The big event of my fourteenth year was my first kiss – with my first crush, no less. Everything else was gravy. I had two parents. I had room to run and no one was chasing me. My responsibilities extended to trying my best in school, keeping my room in shape, helping around the house, and continuing to learn how to be a human being. 30 years later, I am now middle aged. Let’s round down a little and say early middle age, presuming I don’t let the horrors refill my glass of wine too often or sap my energy to go to the gym or weed the lavender patch or play tag with my son. I know how to be a human being after having been a bad one and a good one and a more or less fine one, sometimes even a great one. 

I’m on my second marriage, but this one stuck and we have a child who I gave birth to at the beginning of a global pandemic. I own a house that gives me great joy and requires constant attention and money I don’t really have. I have responsibilities I chose to shoulder, and every day I choose to shoulder them again no matter the weight. I’ve had a root canal so I floss more now. I have dealt with crushing student loan debt. I don’t have as many friends as I used to but the ones I have are deep. I’m on year three of not having my mother, who died out of the blue on a Saturday morning in July. I served in government and have since watched my old office get broken apart and would serve again in a heartbeat. I have a job and I could lose it as easily as my colleague lost hers the other day. Many of my neighbors, friends, and the parents of my son’s friends are out of jobs. Every day I wonder if I’m equipped to keep my son safe and healthy. My right knee clicks when I go up the stairs. Many things are true at once.

The time warp of that reinterpreted Mozart piano sonata is bidirectional. It turned me back into a fourteen-year-old who was then given a chance to see what life would do to, with, and for her, over the next 30 years. And it heightened my feelings of peril about this present moment by reminding me that I was once a child in a world, and now am myself raising a child in a world, and that is work – constant, unavoidable work. Every day is that second variation. It’s nothing but trills. Express the emotion, but do the work. Always do the work.

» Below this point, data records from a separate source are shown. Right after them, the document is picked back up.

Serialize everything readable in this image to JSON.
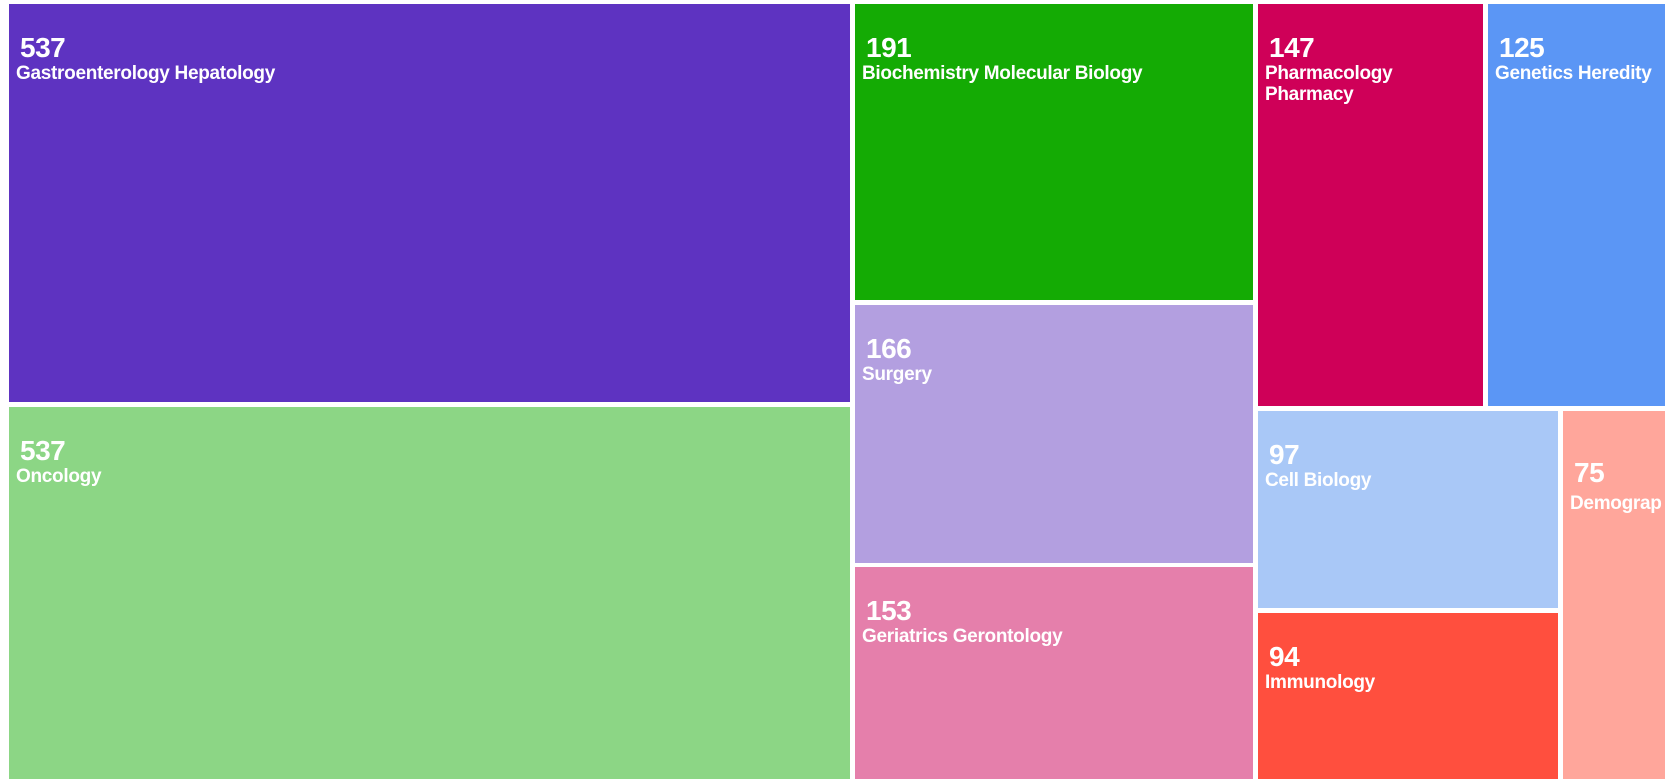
{
  "chart_data": {
    "type": "treemap",
    "title": "",
    "items": [
      {
        "label": "Gastroenterology Hepatology",
        "value": 537,
        "color": "#5e33c1"
      },
      {
        "label": "Oncology",
        "value": 537,
        "color": "#8cd685"
      },
      {
        "label": "Biochemistry Molecular Biology",
        "value": 191,
        "color": "#14ab04"
      },
      {
        "label": "Surgery",
        "value": 166,
        "color": "#b39fe0"
      },
      {
        "label": "Geriatrics Gerontology",
        "value": 153,
        "color": "#e57fab"
      },
      {
        "label": "Pharmacology\nPharmacy",
        "value": 147,
        "color": "#cf0058"
      },
      {
        "label": "Genetics Heredity",
        "value": 125,
        "color": "#5b96f5"
      },
      {
        "label": "Cell Biology",
        "value": 97,
        "color": "#a9c8f7"
      },
      {
        "label": "Immunology",
        "value": 94,
        "color": "#ff4f3e"
      },
      {
        "label": "Demograp",
        "value": 75,
        "color": "#ffa69b"
      }
    ]
  }
}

My mother had a saying: People don’t change, they just stand more clearly revealed. And this reinterpreted sonata revealed that though I may not have strengthened my weak fingers to the point of dazzling artistry, still they became strong enough to do the work required of humans in the world: to seize and hold onto joy when it was scarce; bravery when it was slippery; and love when it was elusive. And that is enough. And it is not easy. But it is enough.